For many directors, Hamlet represents a kind of Mount Everesta climb every bit as daunting as King Lear, though somehow a more necessary test of one's artistic mettle. No matter that the challenges of such a text are Herculean, starting with the question of how to deal with a protagonist whose intense flame of consciousness exceeds the imaginative world of his play. It was for this reason that T.S. Eliot famously branded the work "an artistic failure," uneasy with the way Shakespeare expanded a simple Revenge drama into a theatrical experience of disproportionate mental weight. Still, the mark of genius is apparent to all but the most resistant of readers, even if it remains a mystery how to make the work dramatically glow onstage.
Obviously, when it comes to presenting Hamlet, the readiness is all. Few directors, however, manage to acquit themselves on this score, seeming as textually underprepared as they are theatrically overwhelmed. This is disappointingly the case for two current productions: one by the eminent avant-garde director and theorist Richard Schechner and his group East Coast Artists, the other by Paul Angelo, artistic director of a shoestring company of young actors known as the New Ensemble. Both approaches can be likened to that of the proverbial blind men groping the helpless elephanteach of the individual parts is handled in a sensationalized manner, without the benefit of any unifying vision or sense of the whole.
Schechner offers not much more than a succession of gimmicks, some of which are momentarily amusing, though surprisingly deficient in content or useful suggestiveness. His Hamlet, for example, played by an African American actor, strikes a series of poses that gratuitously include a ghetto homeboy and a ganja-smoking Jamaican dude. This is no Modernist Prince with his tortured thoughts exposed, merely a vain attempt at something fresh and hip.
The women, in turn, are mercilessly mocked: Gertrude is transformed into a Marilyn Monroe ditz with a Betty Boop voice, while Ophelia looks like a cross between a horny Shirley Temple and a Raggedy Ann doll. The cartoon subtlety reaches a crescendo with Rosencrantz and Guildenstern, who are dressed identically in formal wear complete with rat tails and furry backsobviously not the kind of pals you can let scamper around the castle unwatched.
Why Horatio, Polonius, and Claudius are portrayed in more traditional ways is puzzling, though even more confounding is the script Schechner cobbles together from various sources, including the First Quarto of 1603, a pirated version most scholars attribute to an author other than Shakespeare. The director claims in a program note that he wanted "a text that would tell the story clearly, heighten the characters, and allow for lucid and sometimes surprising staging." Instead, what he achieves is a long evening of diminished poetry and interpretive silliness, supposedly inspired by the idea that "the time is out of joint." But what really needs realignment in Schechner's production is the sloppily executed concept.
One encouraging note: While George Hannah seems still too young to play the melancholy prince, he clearly possesses the vocal skills and physical agility for a more serious crack at the role.

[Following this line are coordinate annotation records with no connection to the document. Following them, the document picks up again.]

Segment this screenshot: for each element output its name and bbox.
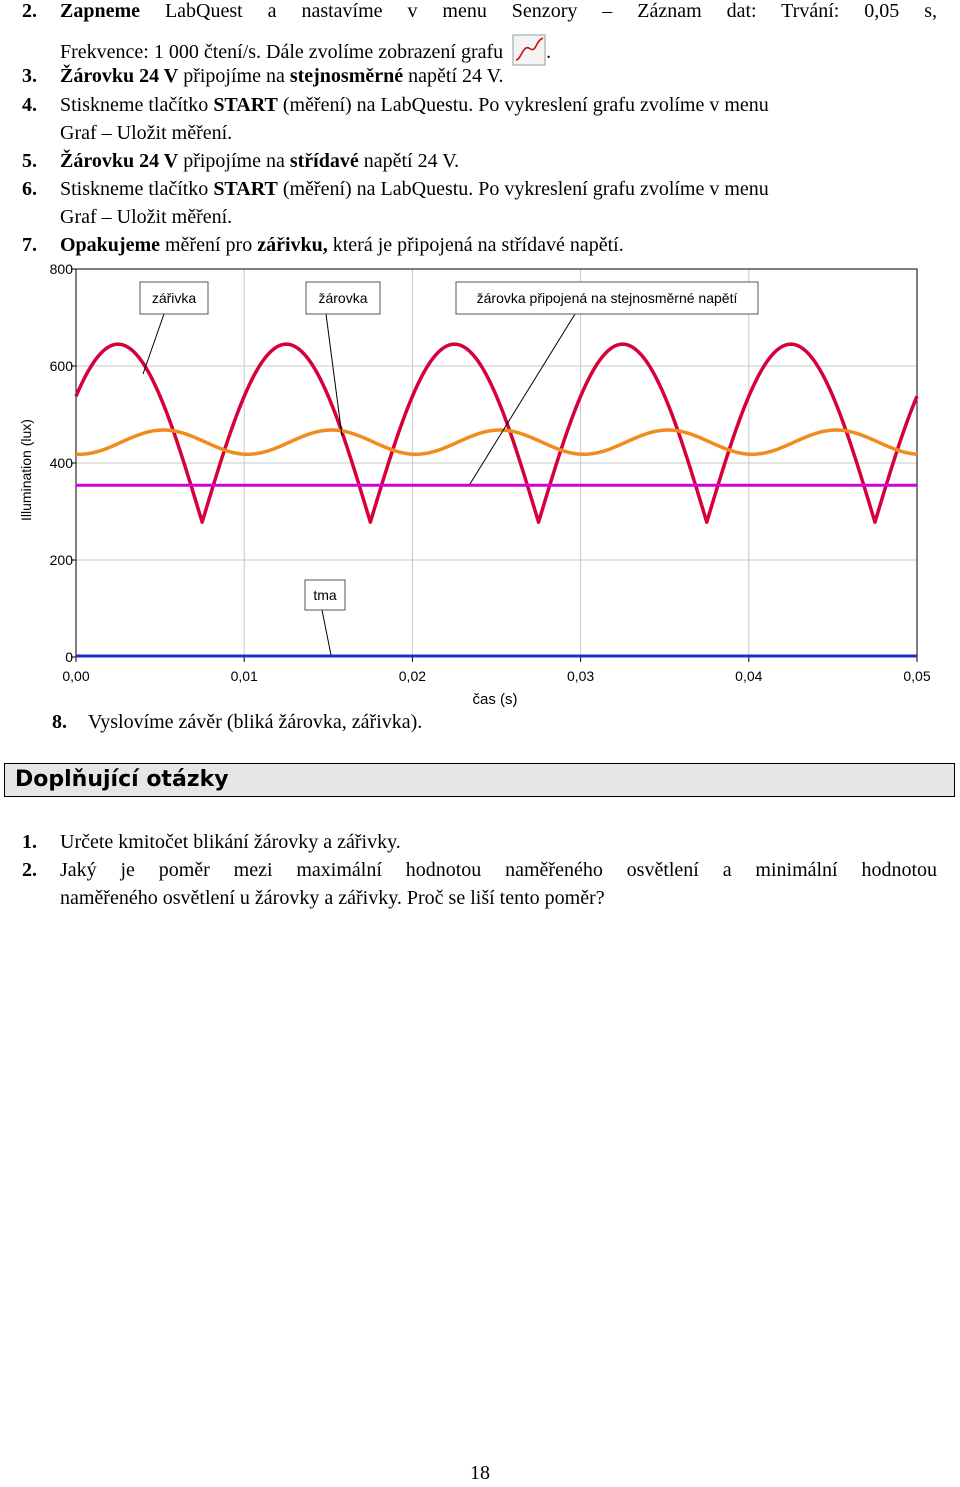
y-axis: 0 200 400 600 800 (50, 261, 76, 665)
step-text: Vyslovíme závěr (bliká žárovka, zářivka)… (88, 711, 423, 733)
question-number: 1. (22, 831, 37, 853)
callout-box (305, 281, 381, 315)
x-tick-label: 0,00 (62, 668, 89, 684)
step-bold: START (213, 178, 278, 200)
graph-line-icon (512, 34, 546, 66)
step-4-line-2: Graf – Uložit měření. (60, 119, 232, 147)
question-number: 2. (22, 859, 37, 881)
callout-4: tma (304, 579, 346, 656)
callout-leader (325, 313, 343, 437)
step-text: připojíme na (178, 150, 290, 172)
step-4-line-1: 4. Stiskneme tlačítko START (měření) na L… (22, 91, 769, 119)
question-1: 1. Určete kmitočet blikání žárovky a záři… (22, 828, 401, 856)
step-text: Stiskneme tlačítko (60, 94, 214, 116)
callout-leader (321, 609, 332, 656)
step-number: 7. (22, 234, 37, 256)
step-number: 3. (22, 65, 37, 87)
step-bold: Zapneme (60, 0, 140, 22)
question-text: Určete kmitočet blikání žárovky a zářivk… (60, 831, 401, 853)
question-text: Jaký je poměr mezi maximální hodnotou na… (60, 859, 937, 881)
step-number: 8. (52, 711, 67, 733)
callout-label: tma (313, 587, 337, 603)
callout-label: zářivka (152, 290, 197, 306)
step-2-line-1: 2. Zapneme LabQuest a nastavíme v menu Se… (22, 0, 937, 25)
step-number: 6. (22, 178, 37, 200)
y-tick-label: 600 (50, 358, 74, 374)
callout-box (455, 281, 759, 315)
step-text: Stiskneme tlačítko (60, 178, 214, 200)
callout-box (139, 281, 209, 315)
step-bold: Opakujeme (60, 234, 160, 256)
callout-box (304, 579, 346, 611)
x-tick-label: 0,02 (399, 668, 426, 684)
step-bold-2: stejnosměrné (289, 65, 404, 87)
step-text-end: . (546, 41, 552, 63)
y-axis-label: Illumination (lux) (18, 419, 34, 521)
step-bold-2: zářivku, (257, 234, 328, 256)
series-line-zářivka (75, 428, 918, 457)
step-text-2: napětí 24 V. (358, 150, 460, 172)
step-6-line-2: Graf – Uložit měření. (60, 203, 232, 231)
step-5: 5. Žárovku 24 V připojíme na střídavé nap… (22, 147, 459, 175)
chart-grid (76, 269, 917, 657)
question-text: naměřeného osvětlení u žárovky a zářivky… (60, 887, 605, 909)
section-title: Doplňující otázky (4, 763, 955, 797)
y-tick-label: 400 (50, 455, 74, 471)
x-tick-label: 0,04 (735, 668, 762, 684)
step-text: měření pro (160, 234, 258, 256)
step-number: 2. (22, 0, 37, 22)
callout-leader (469, 313, 576, 485)
callout-label: žárovka (318, 290, 367, 306)
callout-2: žárovka (305, 281, 381, 437)
step-2-line-2: Frekvence: 1 000 čtení/s. Dále zvolíme z… (60, 34, 551, 66)
step-bold: Žárovku 24 V (60, 65, 179, 87)
x-tick-label: 0,03 (567, 668, 594, 684)
step-text-2: napětí 24 V. (403, 65, 504, 87)
callout-1: zářivka (139, 281, 209, 375)
question-2-line-2: naměřeného osvětlení u žárovky a zářivky… (60, 884, 605, 912)
y-tick-label: 800 (50, 261, 74, 277)
chart-annotations: zářivka žárovka žárovka připojená na stejn… (139, 281, 759, 656)
step-text-2: (měření) na LabQuestu. Po vykreslení gra… (277, 178, 769, 200)
step-text-2: která je připojená na střídavé napětí. (327, 234, 624, 256)
x-axis-label: čas (s) (473, 691, 518, 708)
step-text-2: (měření) na LabQuestu. Po vykreslení gra… (277, 94, 769, 116)
step-bold: START (213, 94, 278, 116)
callout-3: žárovka připojená na stejnosměrné napětí (455, 281, 759, 485)
step-text: Graf – Uložit měření. (60, 122, 233, 144)
x-axis: 0,00 0,01 0,02 0,03 0,04 0,05 (62, 657, 931, 684)
y-tick-label: 200 (50, 552, 74, 568)
question-2-line-1: 2. Jaký je poměr mezi maximální hodnotou … (22, 856, 937, 884)
x-tick-label: 0,01 (231, 668, 258, 684)
callout-label: žárovka připojená na stejnosměrné napětí (477, 290, 738, 306)
step-bold: Žárovku 24 V (60, 150, 179, 172)
step-text: připojíme na (178, 65, 290, 87)
step-number: 5. (22, 150, 37, 172)
series-line-žárovka (74, 342, 919, 524)
x-tick-label: 0,05 (903, 668, 930, 684)
illumination-chart: 0 200 400 600 800 0,00 0,01 0,02 0,03 0,04 0,05 z… (18, 261, 931, 708)
step-7: 7. Opakujeme měření pro zářivku, která je… (22, 231, 624, 259)
step-number: 4. (22, 94, 37, 116)
step-3: 3. Žárovku 24 V připojíme na stejnosměrné… (22, 62, 504, 90)
page-number: 18 (470, 1462, 490, 1484)
y-tick-label: 0 (65, 649, 73, 665)
step-bold-2: střídavé (289, 150, 359, 172)
step-6-line-1: 6. Stiskneme tlačítko START (měření) na L… (22, 175, 769, 203)
chart-series (74, 342, 919, 658)
step-text: Graf – Uložit měření. (60, 206, 233, 228)
step-text: Frekvence: 1 000 čtení/s. Dále zvolíme z… (60, 41, 504, 63)
step-text: LabQuest a nastavíme v menu Senzory – Zá… (140, 0, 937, 22)
step-8: 8. Vyslovíme závěr (bliká žárovka, zářivk… (52, 708, 422, 736)
callout-leader (142, 313, 165, 375)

Given the way Schechner likes to keep working on a project, perhaps in a few years the actor will get another chance to reveal the depth of his unusual portrait.

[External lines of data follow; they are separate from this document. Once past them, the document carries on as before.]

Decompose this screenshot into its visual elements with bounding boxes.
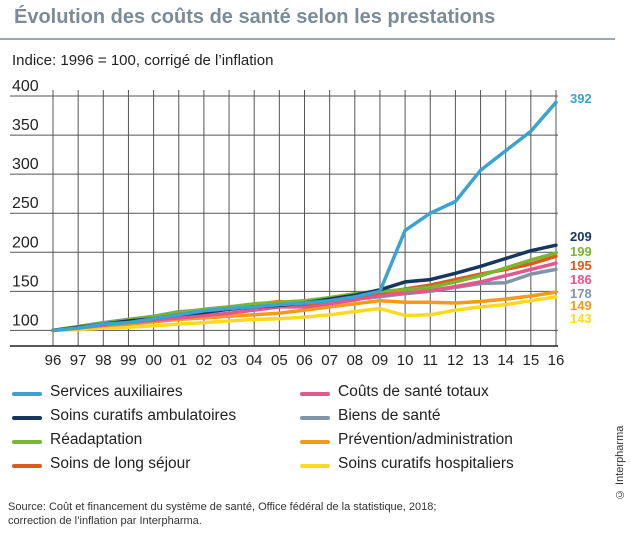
x-tick-label: 06: [296, 352, 313, 369]
x-tick-label: 10: [397, 352, 414, 369]
y-tick-label: 150: [12, 273, 39, 290]
legend-swatch: [300, 392, 330, 396]
x-tick-label: 07: [321, 352, 338, 369]
legend-label: Prévention/administration: [338, 431, 513, 448]
y-tick-label: 100: [12, 312, 39, 329]
x-tick-label: 96: [45, 352, 62, 369]
y-tick-label: 400: [12, 78, 39, 95]
grid-layer: [10, 90, 558, 347]
x-tick-label: 04: [246, 352, 263, 369]
title-divider: [0, 38, 615, 40]
x-tick-label: 16: [548, 352, 565, 369]
legend-label: Biens de santé: [338, 407, 441, 424]
series-end-label: 199: [570, 244, 592, 259]
series-line: [51, 295, 558, 333]
y-tick-label: 200: [12, 234, 39, 251]
chart-subtitle: Indice: 1996 = 100, corrigé de l’inflati…: [12, 52, 274, 69]
series-end-label: 209: [570, 229, 592, 244]
source-line-1: Source: Coût et financement du système d…: [8, 501, 437, 513]
y-tick-label: 350: [12, 117, 39, 134]
x-tick-label: 12: [447, 352, 464, 369]
source-note: Source: Coût et financement du système d…: [8, 500, 568, 528]
series-layer: [51, 100, 558, 333]
series-end-label: 392: [570, 91, 592, 106]
x-tick-label: 11: [422, 352, 438, 369]
series-end-label: 178: [570, 286, 592, 301]
x-tick-label: 05: [271, 352, 288, 369]
x-tick-label: 02: [196, 352, 213, 369]
source-line-2: correction de l’inflation par Interpharm…: [8, 515, 202, 527]
x-tick-label: 01: [170, 352, 187, 369]
legend-swatch: [12, 416, 42, 420]
legend-label: Soins curatifs ambulatoires: [50, 407, 237, 424]
x-tick-label: 03: [221, 352, 238, 369]
legend-swatch: [300, 464, 330, 468]
copyright-notice: © Interpharma: [614, 425, 626, 500]
series-end-label: 149: [570, 298, 592, 313]
legend-label: Soins de long séjour: [50, 455, 191, 472]
x-tick-label: 00: [145, 352, 162, 369]
line-chart: 100 150 200 250 300 350 400 96 97 98 99 00 01 02 03 04 0…: [10, 78, 592, 369]
series-line: [51, 100, 558, 333]
series-end-label: 186: [570, 272, 592, 287]
legend-swatch: [300, 416, 330, 420]
y-tick-label: 300: [12, 156, 39, 173]
labels-layer: 100 150 200 250 300 350 400 96 97 98 99 00 01 02 03 04 0…: [12, 78, 592, 369]
legend-swatch: [12, 440, 42, 444]
y-tick-label: 250: [12, 195, 39, 212]
x-tick-label: 98: [95, 352, 112, 369]
legend-swatch: [12, 464, 42, 468]
x-tick-label: 13: [472, 352, 489, 369]
x-tick-label: 15: [523, 352, 540, 369]
x-tick-label: 99: [120, 352, 137, 369]
legend-swatch: [12, 392, 42, 396]
legend-swatch: [300, 440, 330, 444]
series-end-label: 195: [570, 258, 592, 273]
x-tick-label: 09: [372, 352, 389, 369]
legend-label: Services auxiliaires: [50, 383, 183, 400]
x-tick-label: 97: [70, 352, 87, 369]
x-tick-label: 08: [346, 352, 363, 369]
legend-label: Soins curatifs hospitaliers: [338, 455, 514, 472]
chart-title: Évolution des coûts de santé selon les p…: [14, 6, 496, 28]
legend-label: Réadaptation: [50, 431, 143, 448]
legend-label: Coûts de santé totaux: [338, 383, 489, 400]
x-tick-label: 14: [497, 352, 514, 369]
series-end-label: 143: [570, 311, 592, 326]
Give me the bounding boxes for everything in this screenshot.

Angelo's New Ensemble staging inexplicably begins in a homeless shelter, where a guy who's down on his luck begins reading Hamlet, only to take the starring role himself in the production that ensues from his imagination. This frame, once established, is quickly forgotten, making the setting seem like merely an excuse for shoddy production values and counterintuitive casting. In this way a poor man's version of Shakespeare's masterpiece gets palmed off as a beggar's dream.
The piecemeal direction features flashes of interesting thought, though nothing is carefully developed or integrated. Hamlet's "To be or not to be" speech, for example, is presented with the actor in conversation with himself on videoan interesting idea, but one that doesn't quite justify the incongruous, onetime introduction of a television set.

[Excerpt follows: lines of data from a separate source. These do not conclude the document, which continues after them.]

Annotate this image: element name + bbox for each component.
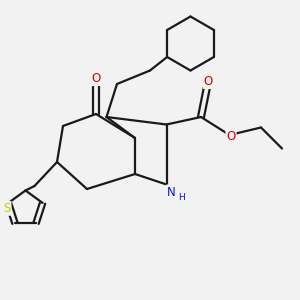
- Text: O: O: [226, 130, 236, 143]
- Text: O: O: [204, 75, 213, 88]
- Text: N: N: [167, 185, 176, 199]
- Text: H: H: [178, 193, 185, 202]
- Text: O: O: [92, 72, 100, 85]
- Text: S: S: [3, 202, 10, 215]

This catch-as-catch-can style is particularly apparent in the way the script is cut. Many of the scenes are abridged without concern for narrative clarity, while others are simply rushed through as though the goal were to clock the production under a certain running time.
Steven McElroy is clearly an actor of intelligence and versatility, though he doesn't exactly project a figure of charismatic nobility. His diminutive Hamlet is marked more by wry neurosis than piercing intellectual strength. Still, his technical skill is evident throughout. The supporting cast features Scott C. Reeves's dashing Laertes and Laura McCord's increasingly somber-faced Gertrude. The rest, out of critical beneficence, is silence.